Marinus Pharmaceuticals was one of the best-performing biopharma stocks in 2017. That's really because it started off last year being largely overlooked by investors, sporting a market cap of less than $20 million. A few promising trial updates put the company on the radars of investors -- and even secured it a spot in the NASDAQ Biotechnology Index.
But the company's stock has played little brother to that of Sage Therapeutics. When the larger competitor's SAGE-217 announced positive top-line results in a phase 2 trial in major depressive disorder at the end of December 2017, shares of Marinus Pharmaceuticals rose over 41%. That's because the drug candidates of both companies could represent an entirely new class of drugs for treating depression, epilepsy, and other central nervous system ailments. It would be the first new class of drugs for those conditions in decades.

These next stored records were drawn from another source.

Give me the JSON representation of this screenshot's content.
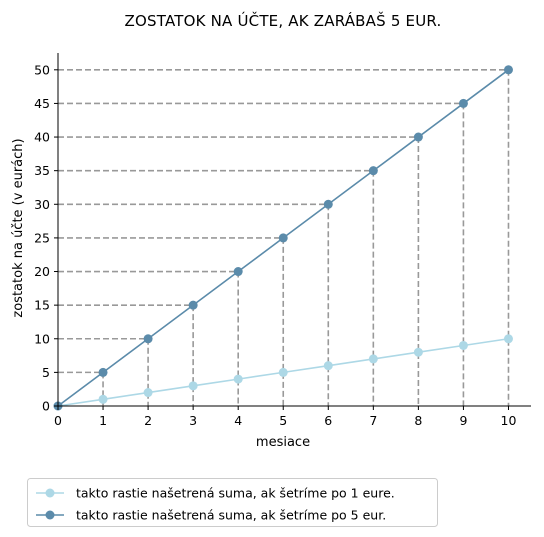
{
  "chart_data": {
    "type": "line",
    "title": "ZOSTATOK NA ÚČTE, AK ZARÁBAŠ 5 EUR.",
    "xlabel": "mesiace",
    "ylabel": "zostatok na účte (v eurách)",
    "xlim": [
      0,
      10.5
    ],
    "ylim": [
      0,
      52.5
    ],
    "xticks": [
      0,
      1,
      2,
      3,
      4,
      5,
      6,
      7,
      8,
      9,
      10
    ],
    "yticks": [
      0,
      5,
      10,
      15,
      20,
      25,
      30,
      35,
      40,
      45,
      50
    ],
    "x": [
      0,
      1,
      2,
      3,
      4,
      5,
      6,
      7,
      8,
      9,
      10
    ],
    "series": [
      {
        "name": "takto rastie našetrená suma, ak šetríme po 1 eure.",
        "values": [
          0,
          1,
          2,
          3,
          4,
          5,
          6,
          7,
          8,
          9,
          10
        ],
        "color": "#add8e6"
      },
      {
        "name": "takto rastie našetrená suma, ak šetríme po 5 eur.",
        "values": [
          0,
          5,
          10,
          15,
          20,
          25,
          30,
          35,
          40,
          45,
          50
        ],
        "color": "#5b8baa"
      }
    ],
    "guide_lines": "dashed gray lines from each point of the 5-eur series to both axes",
    "guide_color": "#999999",
    "grid": false,
    "legend_placement": "bottom-left, outside plot"
  }
}
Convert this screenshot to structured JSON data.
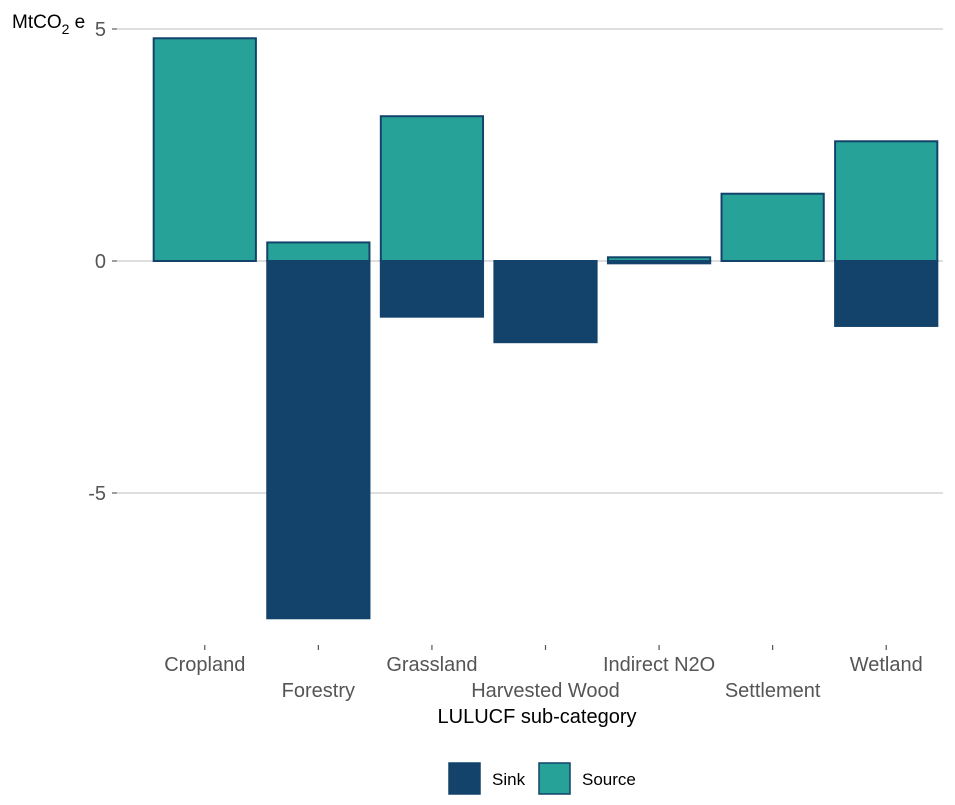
{
  "chart_data": {
    "type": "bar",
    "stacked": true,
    "title": "",
    "ylabel": {
      "main": "MtCO",
      "subscript": "2",
      "suffix": " e"
    },
    "xlabel": "LULUCF sub-category",
    "categories": [
      "Cropland",
      "Forestry",
      "Grassland",
      "Harvested Wood",
      "Indirect N2O",
      "Settlement",
      "Wetland"
    ],
    "series": [
      {
        "name": "Sink",
        "values": [
          0,
          -7.7,
          -1.2,
          -1.75,
          -0.05,
          0,
          -1.4
        ],
        "color": "#13426b"
      },
      {
        "name": "Source",
        "values": [
          4.8,
          0.4,
          3.12,
          0,
          0.08,
          1.45,
          2.58
        ],
        "color": "#27a298"
      }
    ],
    "ylim": [
      -8.3,
      5.3
    ],
    "yticks": [
      5,
      0,
      -5
    ],
    "ytick_labels": [
      "5",
      "0",
      "-5"
    ],
    "grid": true,
    "legend_position": "bottom",
    "border_color": "#13426b"
  }
}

Actually, ganaxolone is the only drug in the entire pipeline of Marinus Pharmaceuticals. So while the potential for owning one of the most advanced therapies in a potentially new drug class is large, delays encountered in development sting -- especially when your primary competitor is plowing toward late-stage trials.
With today's pullback, shares of Marinus Pharmaceuticals are down nearly 45% year to date. That has a lot to do with the stock's epic rise in the final month of 2017, but investors are also coming to terms with the risks involved here. The company has just one drug, owns no experience in developing or marketing products, and just lost the footrace to late-stage trials to its leading competitor.
While neither drug candidate is guaranteed to reach the market, ganaxolone may be racing to catch up to SAGE-217 if and when it does launch commercially, particularly with the recent delay in a mid-stage trial.